Life away from the trackFormula 1 is more than ‘just’ a racing series; the world’s biggest corporations invest millions of dollars in participation in, and sponsorship of, the elite class of motorsport while the international media hang on every twist and turn of the world’s most popular annual sporting soap opera.
The popularity of Formula 1 means there is an insatiable appetite among sponsors and the media, so drivers are made to work almost as hard out of the car as in it. Whether it is activities such as giving interviews, posing for photographs or appearing as guest of honour at sponsor functions, Jarno Trulli and Timo Glock are kept busy all year round.
At every race Jarno and Timo do their bit to support the Panasonic Toyota Racing marketing and communications department, giving dozens of interviews and appearing at various events. Jarno Trulli knows firsthand how Formula 1’s reach has spread in recent years and, after 11 years in the sport, he believes interest is higher than ever in motorsport’s elite category.

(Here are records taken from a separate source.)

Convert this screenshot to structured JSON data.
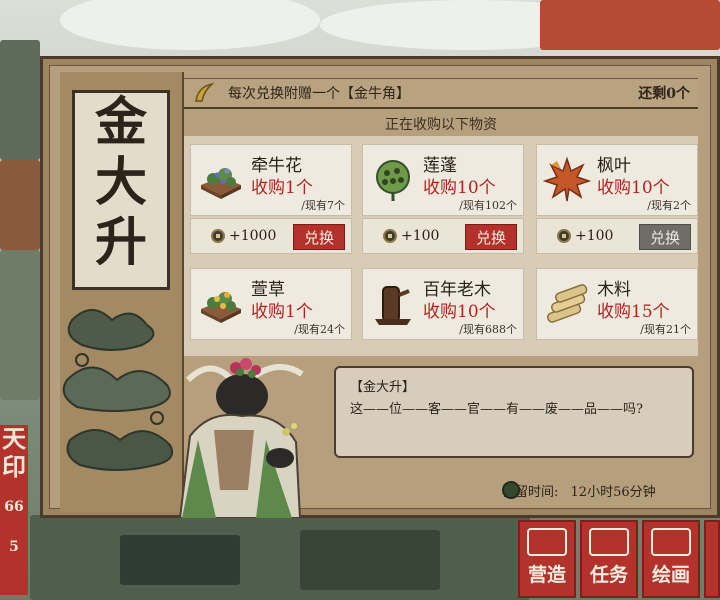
{
  "left_banner": {
    "char1": "天",
    "char2": "印",
    "number": "66",
    "char3": "5"
  },
  "merchant": {
    "name_chars": [
      "金",
      "大",
      "升"
    ]
  },
  "header": {
    "promo": "每次兑换附赠一个【金牛角】",
    "remaining": "还剩0个"
  },
  "subtitle": "正在收购以下物资",
  "items": [
    {
      "name": "牵牛花",
      "buy": "收购1个",
      "stock": "/现有7个",
      "reward": "+1000",
      "button": "兑换",
      "enabled": true,
      "icon": "morning-glory-icon"
    },
    {
      "name": "莲蓬",
      "buy": "收购10个",
      "stock": "/现有102个",
      "reward": "+100",
      "button": "兑换",
      "enabled": true,
      "icon": "lotus-pod-icon"
    },
    {
      "name": "枫叶",
      "buy": "收购10个",
      "stock": "/现有2个",
      "reward": "+100",
      "button": "兑换",
      "enabled": false,
      "icon": "maple-leaf-icon"
    },
    {
      "name": "萱草",
      "buy": "收购1个",
      "stock": "/现有24个",
      "icon": "daylily-icon"
    },
    {
      "name": "百年老木",
      "buy": "收购10个",
      "stock": "/现有688个",
      "icon": "old-wood-icon"
    },
    {
      "name": "木料",
      "buy": "收购15个",
      "stock": "/现有21个",
      "icon": "lumber-icon"
    }
  ],
  "dialog": {
    "speaker": "【金大升】",
    "line": "这——位——客——官——有——废——品——吗?"
  },
  "stay": {
    "label": "停留时间:",
    "value": "12小时56分钟"
  },
  "bottom_buttons": [
    {
      "label": "营造"
    },
    {
      "label": "任务"
    },
    {
      "label": "绘画"
    }
  ],
  "colors": {
    "accent_red": "#b3322c",
    "panel": "#b69f7c",
    "card": "#efeae0",
    "disabled": "#6e6d68"
  }
}
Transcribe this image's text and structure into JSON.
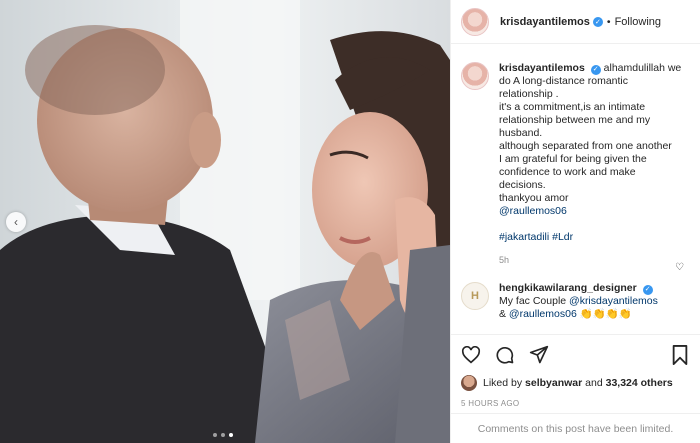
{
  "post": {
    "username": "krisdayantilemos",
    "follow_separator": "•",
    "follow_status": "Following",
    "caption_lines": [
      "alhamdulillah we",
      "do A long-distance romantic",
      "relationship .",
      "it's a commitment,is an intimate",
      "relationship between me and my",
      "husband.",
      "although separated from one another",
      "I am grateful for being given the",
      "confidence to work and make",
      "decisions.",
      "thankyou amor"
    ],
    "mention": "@raullemos06",
    "hashtags": "#jakartadili #Ldr",
    "time": "5h"
  },
  "comment": {
    "username": "hengkikawilarang_designer",
    "avatar_letter": "H",
    "text_prefix": "My fac Couple ",
    "mention1": "@krisdayantilemos",
    "text_line2_prefix": "& ",
    "mention2": "@raullemos06",
    "emojis": "👏👏👏👏"
  },
  "likes": {
    "prefix": "Liked by ",
    "user": "selbyanwar",
    "middle": " and ",
    "count": "33,324 others"
  },
  "posted_ago": "5 HOURS AGO",
  "comments_limited": "Comments on this post have been limited.",
  "carousel": {
    "current": 3,
    "total": 3
  },
  "colors": {
    "verified": "#3897f0",
    "link": "#00376b",
    "muted": "#8e8e8e"
  },
  "icons": [
    "heart-icon",
    "comment-icon",
    "share-icon",
    "bookmark-icon",
    "chevron-left-icon"
  ]
}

He explains: “In general the media interest has increased. Formula 1 more and more has become an important worldwide event so the media are always very interested in the drivers and in the teams. This is nice because it is increasing our profile so people more and more know about Formula 1 and our work. Driving is the main focus for me but dealing with the media takes a lot of time. They are doing their job and this is part of my job so I do my best.”

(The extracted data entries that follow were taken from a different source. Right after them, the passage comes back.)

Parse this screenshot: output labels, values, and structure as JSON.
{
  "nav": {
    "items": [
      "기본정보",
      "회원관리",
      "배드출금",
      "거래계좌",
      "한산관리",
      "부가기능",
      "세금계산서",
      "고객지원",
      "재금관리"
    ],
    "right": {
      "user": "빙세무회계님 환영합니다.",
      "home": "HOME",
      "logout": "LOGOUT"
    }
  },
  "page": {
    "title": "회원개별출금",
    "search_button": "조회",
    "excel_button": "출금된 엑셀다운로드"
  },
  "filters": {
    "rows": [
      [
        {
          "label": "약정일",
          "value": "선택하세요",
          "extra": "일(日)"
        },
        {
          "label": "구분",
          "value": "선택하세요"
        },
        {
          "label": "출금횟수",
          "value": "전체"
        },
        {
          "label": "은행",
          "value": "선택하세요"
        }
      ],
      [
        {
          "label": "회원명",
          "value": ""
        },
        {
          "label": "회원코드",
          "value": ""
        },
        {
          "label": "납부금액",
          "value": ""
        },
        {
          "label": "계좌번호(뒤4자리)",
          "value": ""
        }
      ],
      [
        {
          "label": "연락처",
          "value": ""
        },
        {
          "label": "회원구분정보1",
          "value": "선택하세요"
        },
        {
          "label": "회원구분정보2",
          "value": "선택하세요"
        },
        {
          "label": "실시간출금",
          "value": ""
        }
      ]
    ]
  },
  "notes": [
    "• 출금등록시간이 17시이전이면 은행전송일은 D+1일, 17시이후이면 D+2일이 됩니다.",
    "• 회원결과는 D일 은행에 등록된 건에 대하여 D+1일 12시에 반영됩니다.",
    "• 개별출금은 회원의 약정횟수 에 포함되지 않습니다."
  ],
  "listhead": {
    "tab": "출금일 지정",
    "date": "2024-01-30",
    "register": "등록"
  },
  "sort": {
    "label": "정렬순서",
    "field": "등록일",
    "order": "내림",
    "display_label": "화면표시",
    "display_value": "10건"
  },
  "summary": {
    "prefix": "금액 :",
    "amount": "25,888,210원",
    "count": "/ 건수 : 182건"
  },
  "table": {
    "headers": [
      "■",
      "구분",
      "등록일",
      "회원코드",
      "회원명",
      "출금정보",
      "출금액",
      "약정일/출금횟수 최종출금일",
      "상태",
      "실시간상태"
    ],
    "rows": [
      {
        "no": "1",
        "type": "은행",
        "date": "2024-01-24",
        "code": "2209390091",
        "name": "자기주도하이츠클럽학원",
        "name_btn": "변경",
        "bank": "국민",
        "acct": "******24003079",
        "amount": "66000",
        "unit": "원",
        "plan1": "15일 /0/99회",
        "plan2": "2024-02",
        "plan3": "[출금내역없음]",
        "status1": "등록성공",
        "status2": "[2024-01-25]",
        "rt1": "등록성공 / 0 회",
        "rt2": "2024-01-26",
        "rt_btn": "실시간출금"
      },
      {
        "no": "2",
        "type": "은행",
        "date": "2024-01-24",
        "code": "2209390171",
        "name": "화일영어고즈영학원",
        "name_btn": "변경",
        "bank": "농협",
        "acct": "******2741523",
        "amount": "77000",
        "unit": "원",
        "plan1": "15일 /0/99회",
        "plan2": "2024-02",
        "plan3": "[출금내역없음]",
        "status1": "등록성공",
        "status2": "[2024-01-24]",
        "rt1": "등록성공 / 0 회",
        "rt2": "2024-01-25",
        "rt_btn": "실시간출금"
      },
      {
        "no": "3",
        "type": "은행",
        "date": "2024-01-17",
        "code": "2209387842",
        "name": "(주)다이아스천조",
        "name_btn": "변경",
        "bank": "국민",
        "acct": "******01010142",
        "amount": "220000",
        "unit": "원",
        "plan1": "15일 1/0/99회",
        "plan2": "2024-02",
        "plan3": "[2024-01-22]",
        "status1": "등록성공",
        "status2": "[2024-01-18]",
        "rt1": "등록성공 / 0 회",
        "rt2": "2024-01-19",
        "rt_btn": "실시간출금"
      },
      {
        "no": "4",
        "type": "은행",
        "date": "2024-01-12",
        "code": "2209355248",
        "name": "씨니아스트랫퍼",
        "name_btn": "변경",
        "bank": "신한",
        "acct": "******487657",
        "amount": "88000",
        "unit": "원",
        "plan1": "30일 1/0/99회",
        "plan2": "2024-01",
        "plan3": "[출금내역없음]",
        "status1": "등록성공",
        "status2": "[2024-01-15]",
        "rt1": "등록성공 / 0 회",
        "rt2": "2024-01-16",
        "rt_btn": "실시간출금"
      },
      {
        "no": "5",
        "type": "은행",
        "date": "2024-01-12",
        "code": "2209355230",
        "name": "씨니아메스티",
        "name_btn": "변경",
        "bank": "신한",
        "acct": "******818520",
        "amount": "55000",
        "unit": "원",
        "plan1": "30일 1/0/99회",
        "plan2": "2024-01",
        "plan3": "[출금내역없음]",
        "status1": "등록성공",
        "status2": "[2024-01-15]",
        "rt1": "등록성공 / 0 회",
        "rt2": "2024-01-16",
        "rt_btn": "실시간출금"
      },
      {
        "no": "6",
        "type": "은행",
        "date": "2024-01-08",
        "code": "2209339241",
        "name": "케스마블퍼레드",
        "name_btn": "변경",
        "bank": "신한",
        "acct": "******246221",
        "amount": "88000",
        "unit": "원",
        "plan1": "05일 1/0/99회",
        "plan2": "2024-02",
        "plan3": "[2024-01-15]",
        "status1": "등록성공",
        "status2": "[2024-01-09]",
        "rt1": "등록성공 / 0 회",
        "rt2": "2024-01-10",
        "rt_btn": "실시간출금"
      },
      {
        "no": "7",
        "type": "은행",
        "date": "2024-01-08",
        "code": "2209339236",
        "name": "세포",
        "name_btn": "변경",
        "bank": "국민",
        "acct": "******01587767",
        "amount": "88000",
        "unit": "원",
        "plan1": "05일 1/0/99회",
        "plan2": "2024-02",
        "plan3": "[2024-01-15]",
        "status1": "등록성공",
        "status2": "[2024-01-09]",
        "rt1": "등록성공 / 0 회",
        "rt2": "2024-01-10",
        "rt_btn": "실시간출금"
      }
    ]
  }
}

But Formula 1 is never routine – it is focused on excellence, pushing the limits and, in particular at Panasonic Toyota Racing, a spirit of challenge, so sometimes Jarno and Timo are asked to do something extraordinary in the name of good publicity.
When Timo started his karting career 10 years ago dreaming of Formula 1, it is a safe bet to assume he was not dreaming of driving a 350kmh race car in downtown Valencia – at night. But that is just what he was doing only a few weeks into his life as a Panasonic Toyota Racing driver, at the city’s spectacular City of Arts and Sciences.

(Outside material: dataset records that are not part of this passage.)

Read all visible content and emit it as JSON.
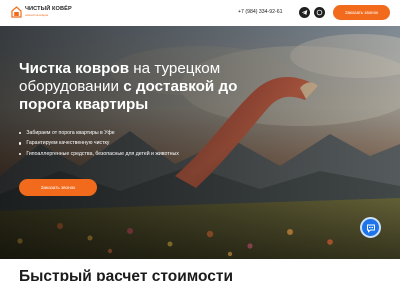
{
  "header": {
    "logo_title": "ЧИСТЫЙ КОВЁР",
    "logo_subtitle": "химчистка ковров",
    "phone": "+7 (984) 334-92-61",
    "order_button": "Заказать звонок"
  },
  "hero": {
    "title_bold_1": "Чистка ковров",
    "title_regular": " на турецком оборудовании ",
    "title_bold_2": "с доставкой до порога квартиры",
    "bullets": [
      "Забираем от порога квартиры в Уфе",
      "Гарантируем качественную чистку",
      "Гипоаллергенные средства, безопасные для детей и животных"
    ],
    "cta_button": "Заказать звонок"
  },
  "section": {
    "title": "Быстрый расчет стоимости"
  },
  "icons": {
    "logo": "house-carpet-logo",
    "telegram": "telegram-icon",
    "whatsapp": "whatsapp-icon",
    "chat": "chat-icon"
  },
  "colors": {
    "accent": "#f26a1b",
    "chat": "#1d74e8",
    "dark": "#1f1f1f"
  }
}
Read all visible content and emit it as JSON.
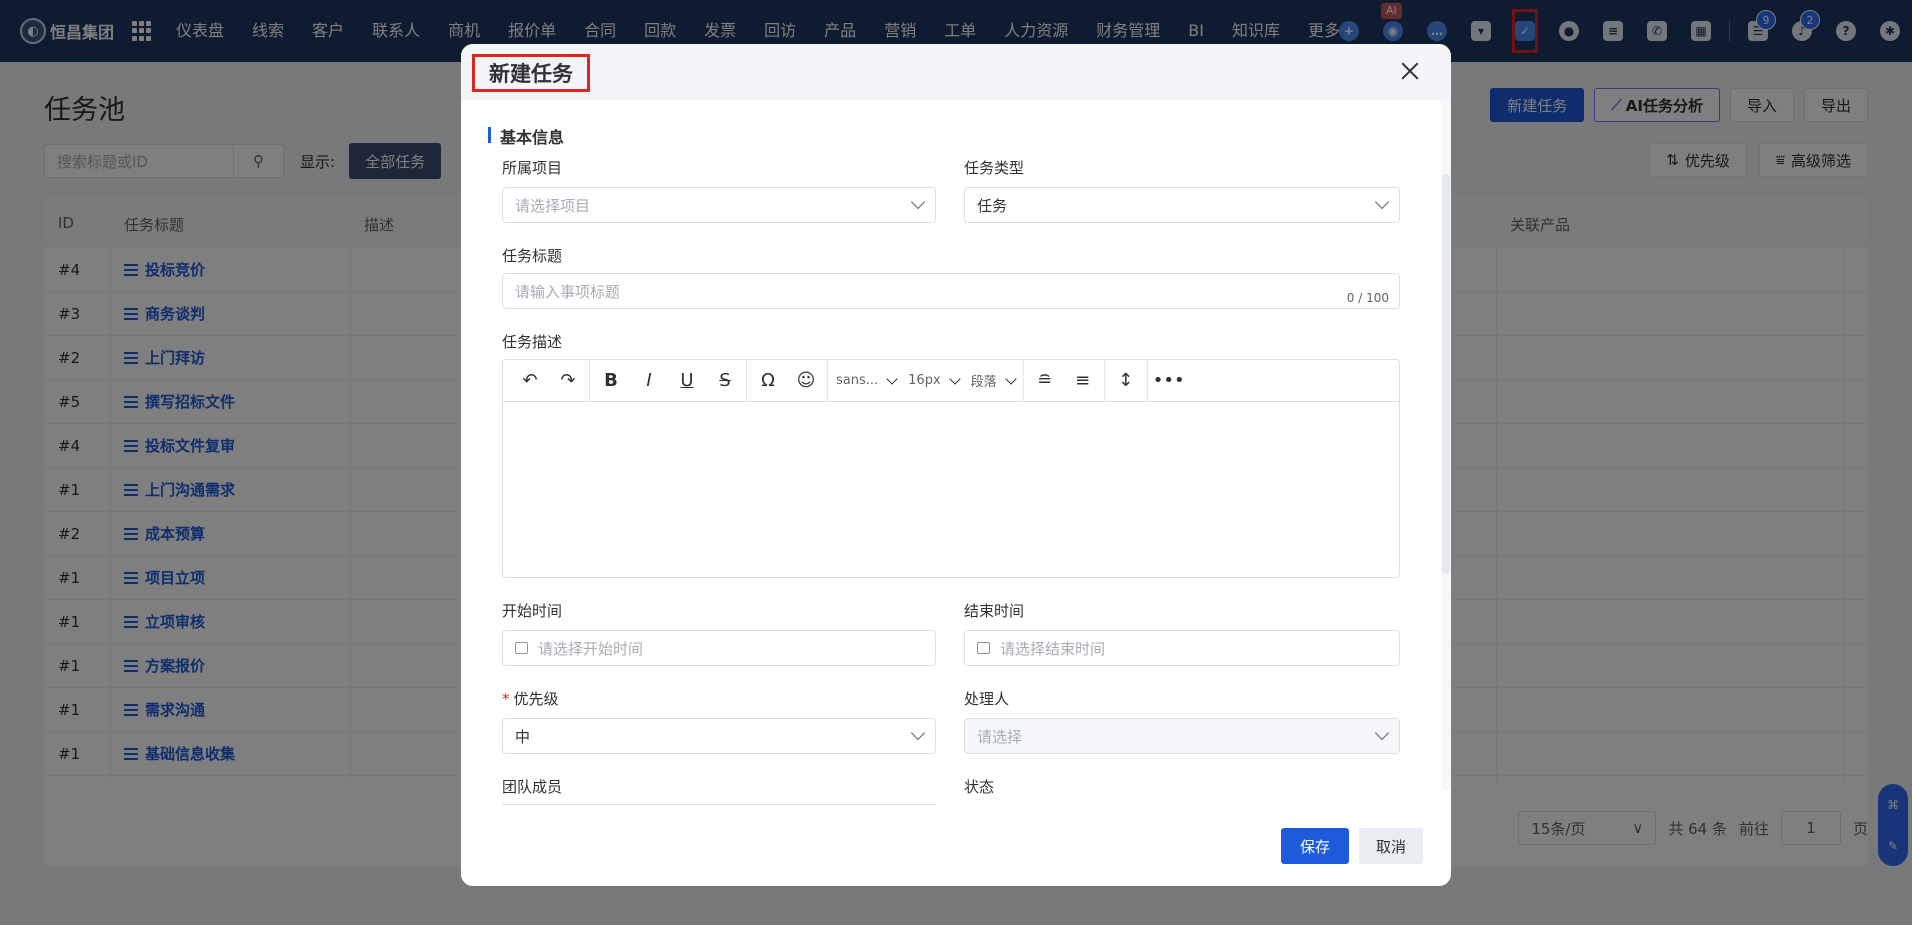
{
  "brand": {
    "name": "恒昌集团"
  },
  "nav": {
    "items": [
      "仪表盘",
      "线索",
      "客户",
      "联系人",
      "商机",
      "报价单",
      "合同",
      "回款",
      "发票",
      "回访",
      "产品",
      "营销",
      "工单",
      "人力资源",
      "财务管理",
      "BI",
      "知识库"
    ],
    "more": "更多",
    "ai_tag": "AI",
    "badge_tasks": "9",
    "badge_notifications": "2"
  },
  "page": {
    "title": "任务池",
    "buttons": {
      "new_task": "新建任务",
      "ai_analysis": "AI任务分析",
      "import": "导入",
      "export": "导出"
    },
    "search_placeholder": "搜索标题或ID",
    "filter_label": "显示:",
    "filter_all": "全部任务",
    "sort_priority": "优先级",
    "advanced_filter": "高级筛选"
  },
  "table": {
    "columns": {
      "id": "ID",
      "title": "任务标题",
      "desc": "描述",
      "product": "关联产品"
    },
    "rows": [
      {
        "id": "#4",
        "title": "投标竞价"
      },
      {
        "id": "#3",
        "title": "商务谈判"
      },
      {
        "id": "#2",
        "title": "上门拜访"
      },
      {
        "id": "#5",
        "title": "撰写招标文件"
      },
      {
        "id": "#4",
        "title": "投标文件复审"
      },
      {
        "id": "#1",
        "title": "上门沟通需求"
      },
      {
        "id": "#2",
        "title": "成本预算"
      },
      {
        "id": "#1",
        "title": "项目立项"
      },
      {
        "id": "#1",
        "title": "立项审核"
      },
      {
        "id": "#1",
        "title": "方案报价"
      },
      {
        "id": "#1",
        "title": "需求沟通"
      },
      {
        "id": "#1",
        "title": "基础信息收集"
      }
    ]
  },
  "pager": {
    "page_size": "15条/页",
    "total": "共 64 条",
    "goto": "前往",
    "page": "1",
    "page_unit": "页"
  },
  "dialog": {
    "title": "新建任务",
    "section_basic": "基本信息",
    "project_label": "所属项目",
    "project_placeholder": "请选择项目",
    "type_label": "任务类型",
    "type_value": "任务",
    "title_label": "任务标题",
    "title_placeholder": "请输入事项标题",
    "title_counter": "0 / 100",
    "desc_label": "任务描述",
    "editor": {
      "font": "sans...",
      "size": "16px",
      "block": "段落"
    },
    "start_label": "开始时间",
    "start_placeholder": "请选择开始时间",
    "end_label": "结束时间",
    "end_placeholder": "请选择结束时间",
    "priority_label": "优先级",
    "priority_value": "中",
    "assignee_label": "处理人",
    "assignee_placeholder": "请选择",
    "team_label": "团队成员",
    "status_label": "状态",
    "save": "保存",
    "cancel": "取消"
  },
  "colors": {
    "nav_bg": "#1f3660",
    "primary": "#1e5bdb",
    "highlight": "#e1261c"
  }
}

“It was pretty special, I have to say,” says Timo Glock of his work for the team’s annual marketing film. “It was a little bit tricky because it’s tight and slippery and we had to be careful. The track was a mix of everything but the run over the bridge was exciting and I enjoyed driving between the buildings; that was fun. It was enjoyable and a very special event for me.”
One-off projects aside, even when the season is under way, some engagements are more fun than others, as Timo found out in Australia on the eve of his race debut for the team. As the new-boy in the paddock, he received a lot of attention – and in Formula 1, that always means a lot of interviews and photographs.
He was given a crash course in the off-track demands on a driver; countless interviews, training with an Australian Rules football team, visiting a local Toyota plant and trying out a Toyota Auris rally car on a dirt track. It was clear which activity put the biggest smile on his face.
“I am always happy to help but a Grand Prix weekend is very busy so sometimes it can be hard,” Timo says. “I know it’s important for the team so I always do my bit and sometimes I get a nice surprise. Driving the rally car was definitely the most fun – I even went back after the media had left and had another go!”
Of course, there is a serious side and all the time drivers devote to off-track marketing and PR activities, which for Timo in Australia totalled over 10 hours of interviews, photos and appearances, is well spent creating a positive image for the team and its partners.
A Grand Prix driver is a member of a sporting elite so they make the perfect spokespeople for any brand, as President John Howett explains: “They are ambassadors for the team and their role is crucial to how we are perceived by the public. They are people who are followed closely by the public and it is very important they are representing us and our partners in the right way.”
As Formula 1 has become more complex over the decades, so has a driver’s role within a team, with brand spokesman and media personality added to the traditional task list of a Grand Prix racer. “It is still about their driving skill and their raw speed,” says Team Manager Richard Cregan. “But at the same time it has become a big business so the drivers have to be prepared for the media and sponsor side of things. It’s now almost as important as the driving itself.”
For a Formula 1 driver in the 21st century, the pressure to perform on and off the track is higher than ever but the goal remains the same in every aspect: to be the best.